Wade was born to Sara Mitchell and Robert Bruce in Trenton, Tennessee. He was educated at Trenton and Peabody High School before joining Fitzgerald and Clark School in 1907. A brother Wallace became a football coach at the University of Alabama. Bruce joined Vanderbilt University in 1909 and received a bachelor's degree in 1913 and a master's in 1914. He studied geology under L. C. Glenn who worked with the Tennessee Geological Survey and likely influenced Wade to go to Johns Hopkins for his doctorate in 1914. Here he worked under W. B Clarke and Edward W. Berry. He travelled widely examining geological formations around Decatur, Chester and McNairy counties by motorcycle. He discovered the first amber fossil of an insect in North America in Hardin county.

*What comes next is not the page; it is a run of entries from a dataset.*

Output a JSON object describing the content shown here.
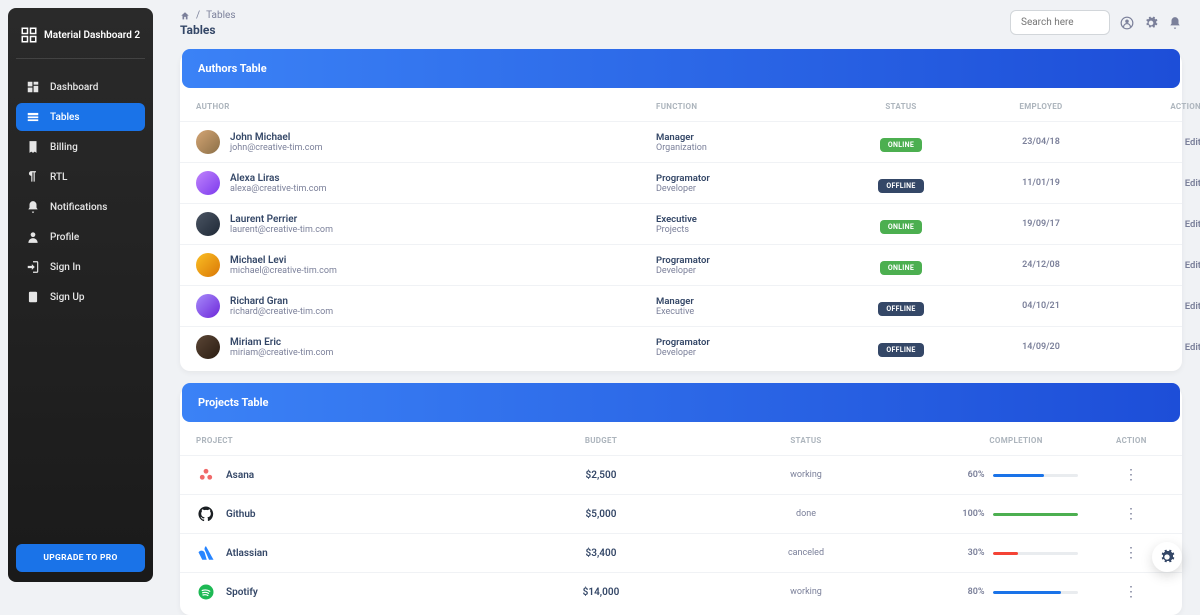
{
  "brand": {
    "name": "Material Dashboard 2"
  },
  "sidebar": {
    "items": [
      {
        "label": "Dashboard"
      },
      {
        "label": "Tables"
      },
      {
        "label": "Billing"
      },
      {
        "label": "RTL"
      },
      {
        "label": "Notifications"
      },
      {
        "label": "Profile"
      },
      {
        "label": "Sign In"
      },
      {
        "label": "Sign Up"
      }
    ],
    "upgrade_label": "UPGRADE TO PRO"
  },
  "breadcrumb": {
    "current": "Tables",
    "page_title": "Tables"
  },
  "search": {
    "placeholder": "Search here"
  },
  "authors_table": {
    "title": "Authors Table",
    "headers": {
      "author": "AUTHOR",
      "function": "FUNCTION",
      "status": "STATUS",
      "employed": "EMPLOYED",
      "action": "ACTION"
    },
    "action_label": "Edit",
    "status_labels": {
      "online": "ONLINE",
      "offline": "OFFLINE"
    },
    "rows": [
      {
        "name": "John Michael",
        "email": "john@creative-tim.com",
        "role": "Manager",
        "dept": "Organization",
        "status": "online",
        "employed": "23/04/18"
      },
      {
        "name": "Alexa Liras",
        "email": "alexa@creative-tim.com",
        "role": "Programator",
        "dept": "Developer",
        "status": "offline",
        "employed": "11/01/19"
      },
      {
        "name": "Laurent Perrier",
        "email": "laurent@creative-tim.com",
        "role": "Executive",
        "dept": "Projects",
        "status": "online",
        "employed": "19/09/17"
      },
      {
        "name": "Michael Levi",
        "email": "michael@creative-tim.com",
        "role": "Programator",
        "dept": "Developer",
        "status": "online",
        "employed": "24/12/08"
      },
      {
        "name": "Richard Gran",
        "email": "richard@creative-tim.com",
        "role": "Manager",
        "dept": "Executive",
        "status": "offline",
        "employed": "04/10/21"
      },
      {
        "name": "Miriam Eric",
        "email": "miriam@creative-tim.com",
        "role": "Programator",
        "dept": "Developer",
        "status": "offline",
        "employed": "14/09/20"
      }
    ]
  },
  "projects_table": {
    "title": "Projects Table",
    "headers": {
      "project": "PROJECT",
      "budget": "BUDGET",
      "status": "STATUS",
      "completion": "COMPLETION",
      "action": "ACTION"
    },
    "rows": [
      {
        "name": "Asana",
        "budget": "$2,500",
        "status": "working",
        "completion": "60%",
        "pct": 60,
        "color": "blue",
        "logo": "asana"
      },
      {
        "name": "Github",
        "budget": "$5,000",
        "status": "done",
        "completion": "100%",
        "pct": 100,
        "color": "green",
        "logo": "github"
      },
      {
        "name": "Atlassian",
        "budget": "$3,400",
        "status": "canceled",
        "completion": "30%",
        "pct": 30,
        "color": "red",
        "logo": "atlassian"
      },
      {
        "name": "Spotify",
        "budget": "$14,000",
        "status": "working",
        "completion": "80%",
        "pct": 80,
        "color": "blue",
        "logo": "spotify"
      }
    ]
  }
}
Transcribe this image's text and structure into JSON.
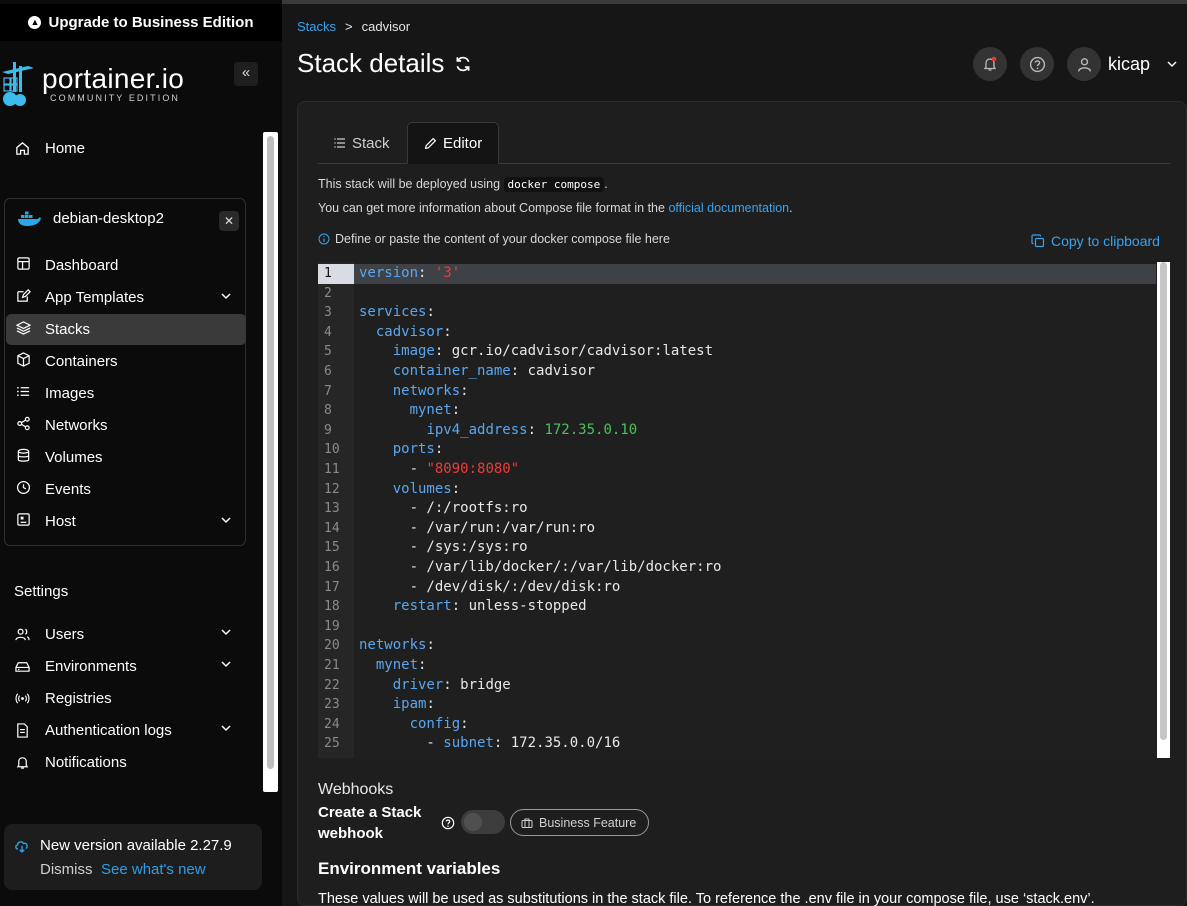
{
  "upgrade_banner": {
    "label": "Upgrade to Business Edition"
  },
  "logo": {
    "name": "portainer.io",
    "edition": "COMMUNITY EDITION"
  },
  "sidebar": {
    "home": "Home",
    "environment": {
      "name": "debian-desktop2",
      "items": [
        {
          "label": "Dashboard",
          "icon": "dashboard-icon"
        },
        {
          "label": "App Templates",
          "icon": "edit-icon",
          "expandable": true
        },
        {
          "label": "Stacks",
          "icon": "layers-icon",
          "active": true
        },
        {
          "label": "Containers",
          "icon": "box-icon"
        },
        {
          "label": "Images",
          "icon": "list-icon"
        },
        {
          "label": "Networks",
          "icon": "share-icon"
        },
        {
          "label": "Volumes",
          "icon": "database-icon"
        },
        {
          "label": "Events",
          "icon": "clock-icon"
        },
        {
          "label": "Host",
          "icon": "server-icon",
          "expandable": true
        }
      ]
    },
    "settings_heading": "Settings",
    "settings_items": [
      {
        "label": "Users",
        "icon": "users-icon",
        "expandable": true
      },
      {
        "label": "Environments",
        "icon": "hdd-icon",
        "expandable": true
      },
      {
        "label": "Registries",
        "icon": "radio-icon"
      },
      {
        "label": "Authentication logs",
        "icon": "file-icon",
        "expandable": true
      },
      {
        "label": "Notifications",
        "icon": "bell-icon"
      }
    ],
    "update": {
      "title": "New version available 2.27.9",
      "dismiss": "Dismiss",
      "link": "See what's new"
    }
  },
  "breadcrumb": {
    "parent": "Stacks",
    "separator": ">",
    "current": "cadvisor"
  },
  "page_title": "Stack details",
  "user": {
    "name": "kicap"
  },
  "tabs": [
    {
      "label": "Stack",
      "active": false
    },
    {
      "label": "Editor",
      "active": true
    }
  ],
  "editor_info": {
    "deploy_pre": "This stack will be deployed using",
    "deploy_code": "docker compose",
    "deploy_post": ".",
    "more_pre": "You can get more information about Compose file format in the",
    "more_link": "official documentation",
    "more_post": ".",
    "hint": "Define or paste the content of your docker compose file here",
    "copy": "Copy to clipboard"
  },
  "code_lines": [
    "version: '3'",
    "",
    "services:",
    "  cadvisor:",
    "    image: gcr.io/cadvisor/cadvisor:latest",
    "    container_name: cadvisor",
    "    networks:",
    "      mynet:",
    "        ipv4_address: 172.35.0.10",
    "    ports:",
    "      - \"8090:8080\"",
    "    volumes:",
    "      - /:/rootfs:ro",
    "      - /var/run:/var/run:ro",
    "      - /sys:/sys:ro",
    "      - /var/lib/docker/:/var/lib/docker:ro",
    "      - /dev/disk/:/dev/disk:ro",
    "    restart: unless-stopped",
    "",
    "networks:",
    "  mynet:",
    "    driver: bridge",
    "    ipam:",
    "      config:",
    "        - subnet: 172.35.0.0/16"
  ],
  "webhooks": {
    "title": "Webhooks",
    "label": "Create a Stack webhook",
    "badge": "Business Feature"
  },
  "env_vars": {
    "title": "Environment variables",
    "description": "These values will be used as substitutions in the stack file. To reference the .env file in your compose file, use ‘stack.env’."
  },
  "colors": {
    "accent": "#3aa3f0",
    "yaml_key": "#5aa7f0",
    "yaml_string": "#ef3b3b",
    "yaml_number": "#4cc15a"
  }
}
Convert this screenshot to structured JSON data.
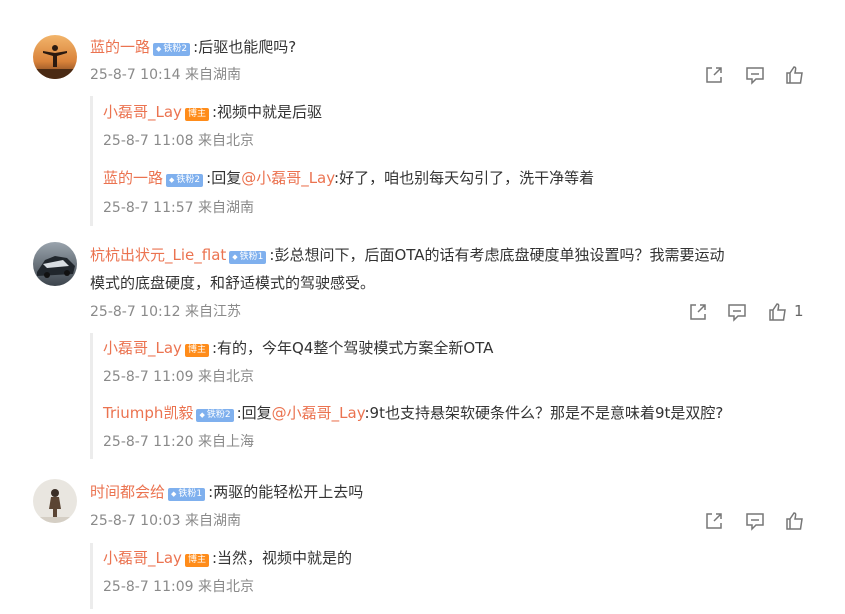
{
  "comments": [
    {
      "user": "蓝的一路",
      "badge": "铁粉2",
      "text": ":后驱也能爬吗?",
      "meta": "25-8-7 10:14 来自湖南",
      "like_count": "",
      "replies": [
        {
          "user": "小磊哥_Lay",
          "badge": "博主",
          "text": ":视频中就是后驱",
          "meta": "25-8-7 11:08 来自北京"
        },
        {
          "user": "蓝的一路",
          "badge": "铁粉2",
          "prefix": ":回复",
          "mention": "@小磊哥_Lay",
          "text": ":好了，咱也别每天勾引了，洗干净等着",
          "meta": "25-8-7 11:57 来自湖南"
        }
      ]
    },
    {
      "user": "杭杭出状元_Lie_flat",
      "badge": "铁粉1",
      "text_line1": ":彭总想问下，后面OTA的话有考虑底盘硬度单独设置吗？我需要运动",
      "text_line2": "模式的底盘硬度，和舒适模式的驾驶感受。",
      "meta": "25-8-7 10:12 来自江苏",
      "like_count": "1",
      "replies": [
        {
          "user": "小磊哥_Lay",
          "badge": "博主",
          "text": ":有的，今年Q4整个驾驶模式方案全新OTA",
          "meta": "25-8-7 11:09 来自北京"
        },
        {
          "user": "Triumph凯毅",
          "badge": "铁粉2",
          "prefix": ":回复",
          "mention": "@小磊哥_Lay",
          "text": ":9t也支持悬架软硬条件么？那是不是意味着9t是双腔?",
          "meta": "25-8-7 11:20 来自上海"
        }
      ]
    },
    {
      "user": "时间都会给",
      "badge": "铁粉1",
      "text": ":两驱的能轻松开上去吗",
      "meta": "25-8-7 10:03 来自湖南",
      "like_count": "",
      "replies": [
        {
          "user": "小磊哥_Lay",
          "badge": "博主",
          "text": ":当然，视频中就是的",
          "meta": "25-8-7 11:09 来自北京"
        }
      ]
    }
  ],
  "icons": {
    "share": "share-icon",
    "comment": "comment-icon",
    "like": "like-icon"
  },
  "colors": {
    "username": "#eb7350",
    "fan_badge": "#7fb0ee",
    "author_badge": "#ff8c1a",
    "meta": "#8a8a8a"
  }
}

In 1915 he found Coon Creek in Dave Weeks farm. He received his doctorate with a dissertation titled "the gastropoda of the Ripley Formation, Tennessee" in 1917. During World War I, Wade volunteered with the US Army and went to Europe with the 350th Field Artillery. He returned wounded to the Tennessee Geological Survey and continued his studies at Coon Creek in 1919-20. In 1921 he joined the Transcontinental Petroleum Company in Tampico, Mexico. In 1925 he suffered from an illness which included a loss of memory. He was in Veterans Hospitals and was not in contact with colleagues for nearly 48 years. He died at Alvin York hospital in Murfreesboro, Tennessee in 1973 and was buried with family members at Oakland Cemetery, Trenton.